Upadacitinibe faz cabelo crescer em mais da metade dos pacientes com alopecia grave
Dois estudos de fase 3 avaliaram o medicamento em 1.399 adultos e adolescentes; na dose mais alta, cerca de 55% alcançaram pelo menos 80% de cobertura do couro cabeludo após 24 semanas
O upadacitinibe, medicamento já utilizado no tratamento de doenças inflamatórias, apresentou resultados promissores contra a alopecia areata grave, condição autoimune que provoca queda de cabelo. Os resultados de dois estudos clínicos de fase 3 foram publicados em 12 de agosto na revista científica JAMA Dermatology.
Os estudos UP-AA1 e UP-AA2 reuniram 1.399 pacientes com idade entre 12 e 64 anos, em centros de 25 e 28 países, respectivamente. Os participantes tinham alopecia areata grave, definida pela perda de pelo menos metade dos cabelos do couro cabeludo.

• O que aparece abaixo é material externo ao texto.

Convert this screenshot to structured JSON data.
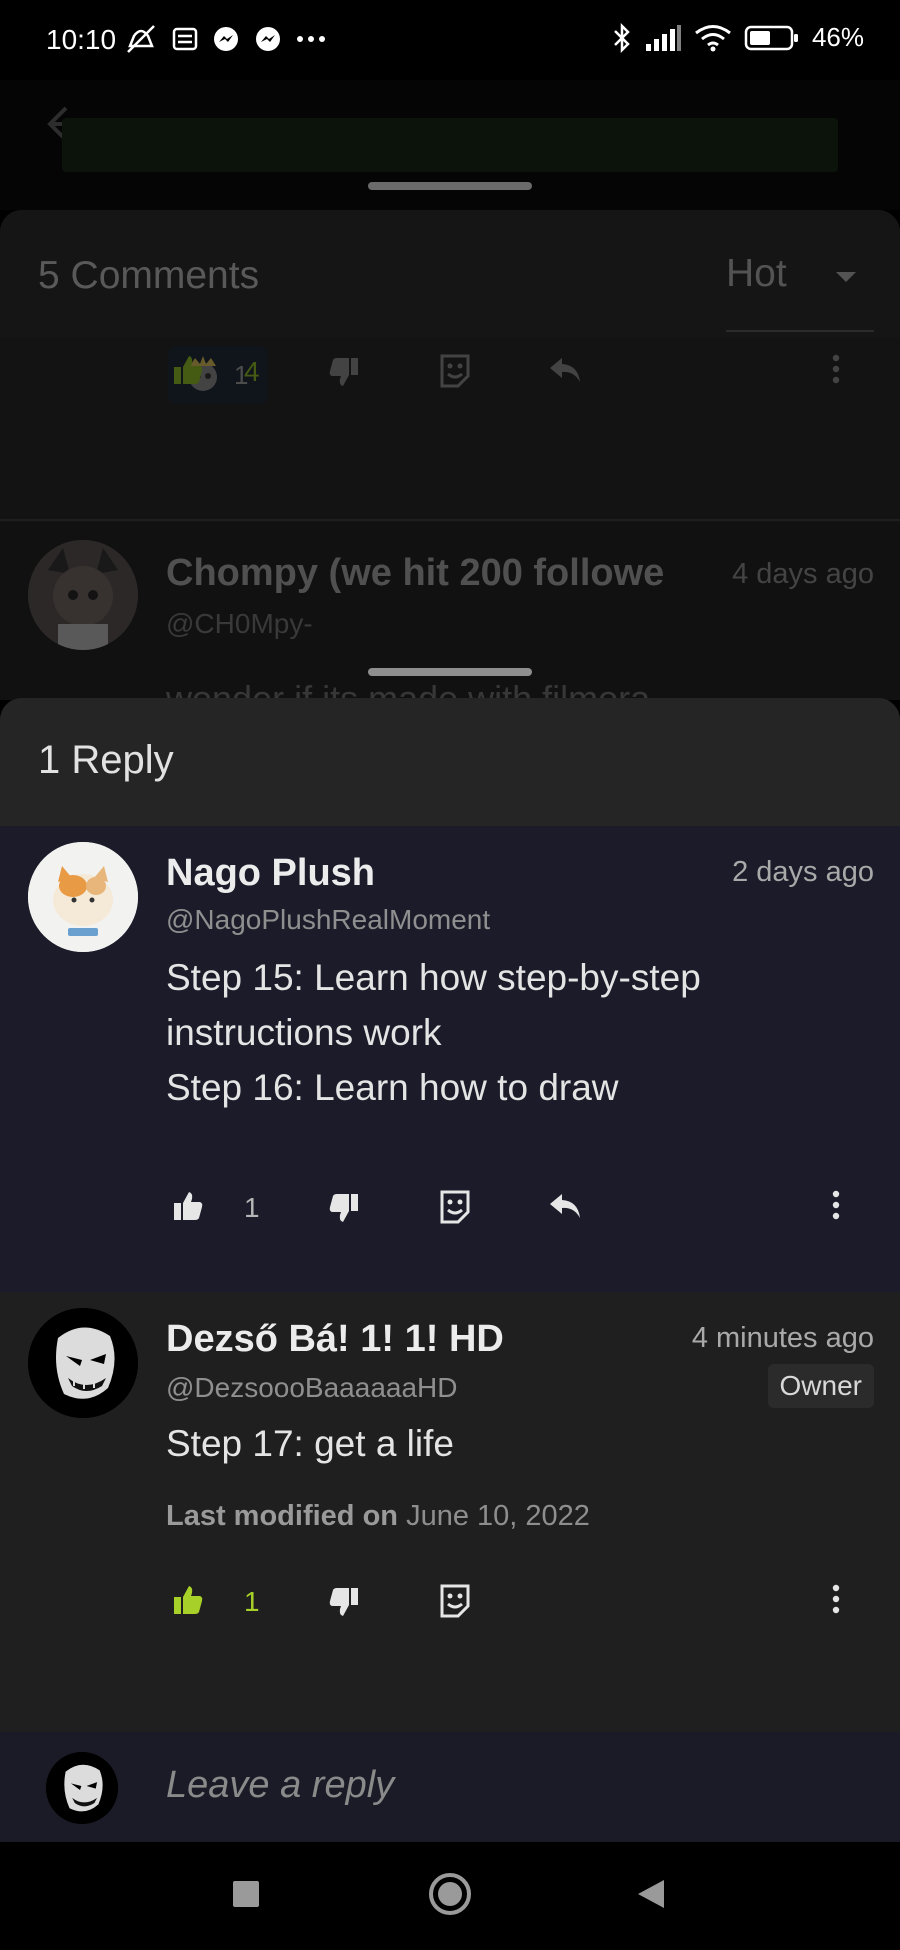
{
  "status_bar": {
    "time": "10:10",
    "battery": "46%",
    "icons": [
      "mute-icon",
      "news-icon",
      "messenger-icon",
      "messenger-icon",
      "more-dots-icon",
      "bluetooth-icon",
      "signal-icon",
      "wifi-icon",
      "battery-icon"
    ]
  },
  "comments_sheet": {
    "title": "5 Comments",
    "sort": "Hot",
    "prev_comment": {
      "reaction_count": "1",
      "like_count": "4"
    },
    "dim_comment": {
      "name": "Chompy (we hit 200 followe",
      "time": "4 days ago",
      "handle": "@CH0Mpy-",
      "body": "wonder if its made with filmora"
    }
  },
  "reply_sheet": {
    "title": "1 Reply",
    "comments": [
      {
        "name": "Nago Plush",
        "time": "2 days ago",
        "handle": "@NagoPlushRealMoment",
        "paragraphs": [
          "Step 15: Learn how step-by-step instructions work",
          "Step 16: Learn how to draw"
        ],
        "like_count": "1"
      },
      {
        "name": "Dezső Bá! 1! 1! HD",
        "time": "4 minutes ago",
        "handle": "@DezsoooBaaaaaaHD",
        "badge": "Owner",
        "paragraphs": [
          "Step 17: get a life"
        ],
        "modified_label": "Last modified on",
        "modified_date": "June 10, 2022",
        "like_count": "1"
      }
    ],
    "input_placeholder": "Leave a reply"
  },
  "colors": {
    "accent_green": "#a7d129",
    "sheet_bg": "#1f1f1f",
    "highlight_bg": "#1b1b2a"
  }
}
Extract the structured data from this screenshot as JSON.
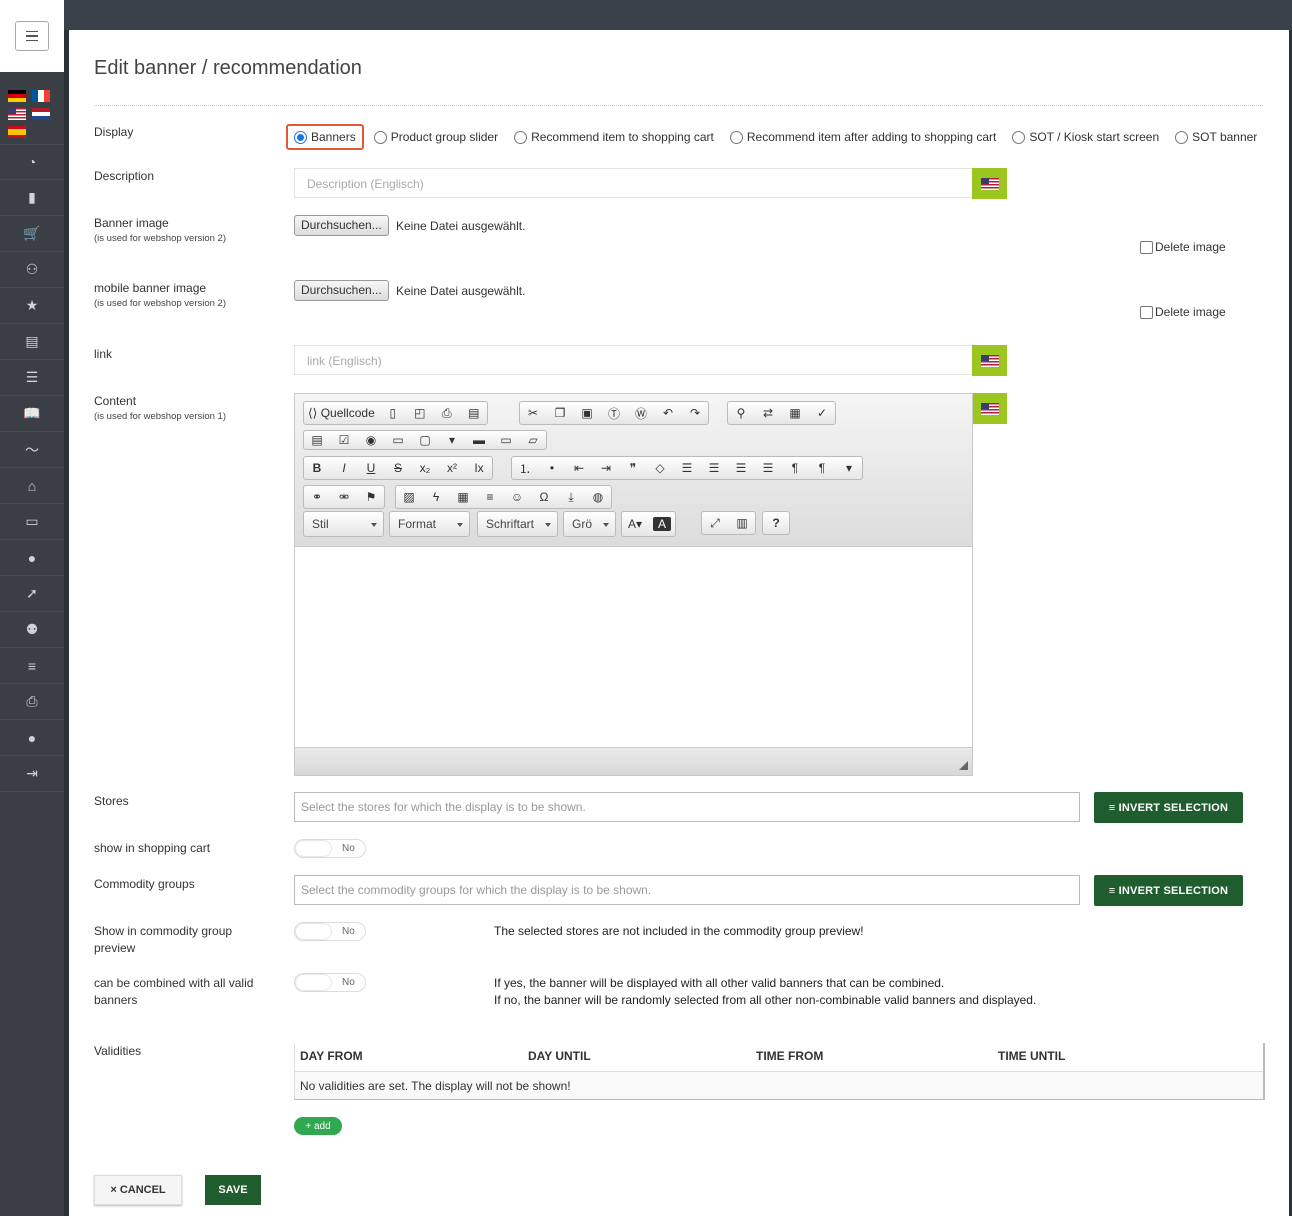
{
  "page": {
    "title": "Edit banner / recommendation"
  },
  "sidebar": {
    "icons": [
      "dashboard-icon",
      "bar-chart-icon",
      "cart-icon",
      "add-user-icon",
      "star-icon",
      "archive-icon",
      "list-icon",
      "book-icon",
      "trend-icon",
      "home-icon",
      "monitor-icon",
      "user-icon",
      "rocket-icon",
      "users-icon",
      "database-icon",
      "printer-icon",
      "profile-icon",
      "logout-icon"
    ],
    "glyphs": [
      "◔",
      "▮",
      "🛒",
      "⚇",
      "★",
      "▤",
      "☰",
      "📖",
      "〜",
      "⌂",
      "▭",
      "●",
      "➚",
      "⚉",
      "≡",
      "⎙",
      "●",
      "⇥"
    ]
  },
  "form": {
    "display": {
      "label": "Display",
      "options": [
        "Banners",
        "Product group slider",
        "Recommend item to shopping cart",
        "Recommend item after adding to shopping cart",
        "SOT / Kiosk start screen",
        "SOT banner"
      ],
      "selected": "Banners"
    },
    "description": {
      "label": "Description",
      "placeholder": "Description (Englisch)"
    },
    "banner_image": {
      "label": "Banner image",
      "hint": "(is used for webshop version 2)",
      "button": "Durchsuchen...",
      "status": "Keine Datei ausgewählt.",
      "delete": "Delete image"
    },
    "mobile_banner_image": {
      "label": "mobile banner image",
      "hint": "(is used for webshop version 2)",
      "button": "Durchsuchen...",
      "status": "Keine Datei ausgewählt.",
      "delete": "Delete image"
    },
    "link": {
      "label": "link",
      "placeholder": "link (Englisch)"
    },
    "content": {
      "label": "Content",
      "hint": "(is used for webshop version 1)"
    },
    "stores": {
      "label": "Stores",
      "placeholder": "Select the stores for which the display is to be shown.",
      "button": "≡ INVERT SELECTION"
    },
    "show_in_cart": {
      "label": "show in shopping cart",
      "value": "No"
    },
    "commodity_groups": {
      "label": "Commodity groups",
      "placeholder": "Select the commodity groups for which the display is to be shown.",
      "button": "≡ INVERT SELECTION"
    },
    "show_in_preview": {
      "label": "Show in commodity group preview",
      "value": "No",
      "note": "The selected stores are not included in the commodity group preview!"
    },
    "combinable": {
      "label": "can be combined with all valid banners",
      "value": "No",
      "note1": "If yes, the banner will be displayed with all other valid banners that can be combined.",
      "note2": "If no, the banner will be randomly selected from all other non-combinable valid banners and displayed."
    },
    "validities": {
      "label": "Validities",
      "columns": [
        "DAY FROM",
        "DAY UNTIL",
        "TIME FROM",
        "TIME UNTIL"
      ],
      "empty": "No validities are set. The display will not be shown!",
      "add": "+ add"
    }
  },
  "editor": {
    "source_label": "Quellcode",
    "combos": [
      "Stil",
      "Format",
      "Schriftart",
      "Grö"
    ],
    "help": "?"
  },
  "actions": {
    "cancel": "× CANCEL",
    "save": "SAVE"
  }
}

Após 24 semanas de tratamento, 55% dos pacientes que receberam 30 mg de upadacitinibe por dia no primeiro estudo e 54,3% no segundo apresentaram pontuação SALT igual ou inferior a 20. O índice significa que a pessoa tinha 20% ou menos de perda de cabelo no couro cabeludo, ou seja, pelo menos 80% de cobertura capilar.
Também houve resultados positivos com a dose de 15 mg. Nesse grupo, 45,2% dos participantes do primeiro estudo e 44,6% do segundo atingiram o mesmo resultado. Entre os pacientes que receberam placebo, os índices foram de apenas 1,5% e 3,4%, respectivamente.
O medicamento também favoreceu o crescimento de sobrancelhas e cílios. Na dose de 30 mg, entre os participantes que apresentavam perda desses pelos no início do estudo, aproximadamente 59% a 62% tiveram melhora significativa nas sobrancelhas, enquanto os índices para os cílios ficaram entre 59% e 61%.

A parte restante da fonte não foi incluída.